Can you handle the truth? So asks Tesla Motors CEO Elon Musk. In a report posted Wednesday on Tesla’s site, Musk attempts to debunk the New York Times’ negative review of his company’s Model S electric car.
Citing data logged by the test vehicle itself, Musk claims that not only was the review factually inaccurate, but that reviewer John Broder took measures to intentionally drain the vehicle’s battery.
According to the report, the car never ran out of energy as Broder claimed. Nor did he make the effort to fully charge the vehicle during each of his three stops. Broder also drove well over the recommended speeds and kept the temperature in the car high, which further drained the batteryr.
Musk also suggests that Broder may have a bias against electric cars, citing past articles in which the author expressed negative views on the vehicles in general:
We assumed that the reporter would be fair and impartial, as has been our experience with The New York Times, an organization that prides itself on journalistic integrity.
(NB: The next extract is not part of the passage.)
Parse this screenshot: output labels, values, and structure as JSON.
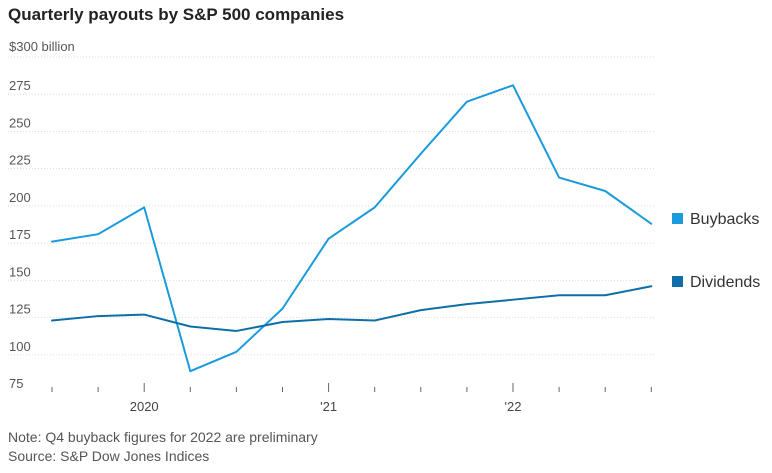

As a result, we did not think to read his past articles and were unaware of his outright disdain for electric cars. We were played for a fool and as a result, let down the cause of electric vehicles. For that, I am deeply sorry.
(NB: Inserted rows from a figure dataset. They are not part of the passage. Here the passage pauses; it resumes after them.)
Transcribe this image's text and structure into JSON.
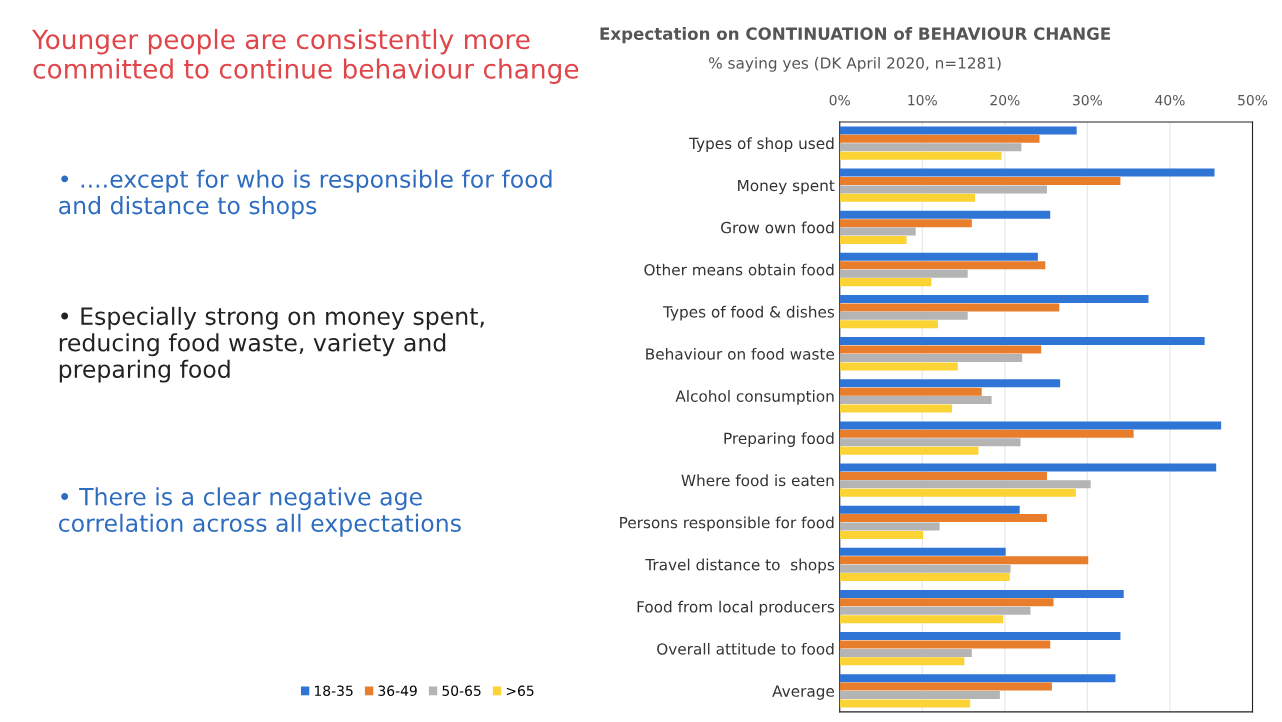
{
  "chart_data": {
    "type": "bar",
    "orientation": "horizontal",
    "title": "Expectation on CONTINUATION of BEHAVIOUR CHANGE",
    "subtitle": "% saying yes (DK April 2020, n=1281)",
    "categories": [
      "Types of shop used",
      "Money spent",
      "Grow own food",
      "Other means obtain food",
      "Types of food & dishes",
      "Behaviour on food waste",
      "Alcohol consumption",
      "Preparing food",
      "Where food is eaten",
      "Persons responsible for food",
      "Travel distance to  shops",
      "Food from local producers",
      "Overall attitude to food",
      "Average"
    ],
    "series": [
      {
        "name": "18-35",
        "color": "#2f75d6",
        "values": [
          28.7,
          45.4,
          25.5,
          24.0,
          37.4,
          44.2,
          26.7,
          46.2,
          45.6,
          21.8,
          20.1,
          34.4,
          34.0,
          33.4
        ]
      },
      {
        "name": "36-49",
        "color": "#e87d2c",
        "values": [
          24.2,
          34.0,
          16.0,
          24.9,
          26.6,
          24.4,
          17.2,
          35.6,
          25.1,
          25.1,
          30.1,
          25.9,
          25.5,
          25.7
        ]
      },
      {
        "name": "50-65",
        "color": "#b4b4b4",
        "values": [
          22.0,
          25.1,
          9.2,
          15.5,
          15.5,
          22.1,
          18.4,
          21.9,
          30.4,
          12.1,
          20.7,
          23.1,
          16.0,
          19.4
        ]
      },
      {
        "name": ">65",
        "color": "#fbd334",
        "values": [
          19.6,
          16.4,
          8.1,
          11.1,
          11.9,
          14.3,
          13.6,
          16.8,
          28.6,
          10.1,
          20.6,
          19.8,
          15.1,
          15.8
        ]
      }
    ],
    "xlim": [
      0,
      50
    ],
    "xticks": [
      {
        "value": 0,
        "label": "0%"
      },
      {
        "value": 10,
        "label": "10%"
      },
      {
        "value": 20,
        "label": "20%"
      },
      {
        "value": 30,
        "label": "30%"
      },
      {
        "value": 40,
        "label": "40%"
      },
      {
        "value": 50,
        "label": "50%"
      }
    ],
    "grid": "x",
    "legend": "bottom left",
    "annotations": [
      "Younger people are consistently more committed to continue behaviour change",
      "• ....except for who is responsible for food and distance to shops",
      "• Especially strong on money spent, reducing food waste, variety and preparing food",
      "• There is a clear negative age correlation across all expectations"
    ]
  }
}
When the facts didn’t suit his opinion, he simply changed the facts. Our request of The New York Times is simple and fair: please investigate this article and determine the truth.
The Times has yet to post an official response, though Broder did post a column on Tuesday, refuting some of the claims Musk had made on Twitter and reiterating that his account of the test drive was not faked. A further response is expected later today.
The car blog Jalopnik has offered an explanation as to how both Broder and Musk could be kind of right.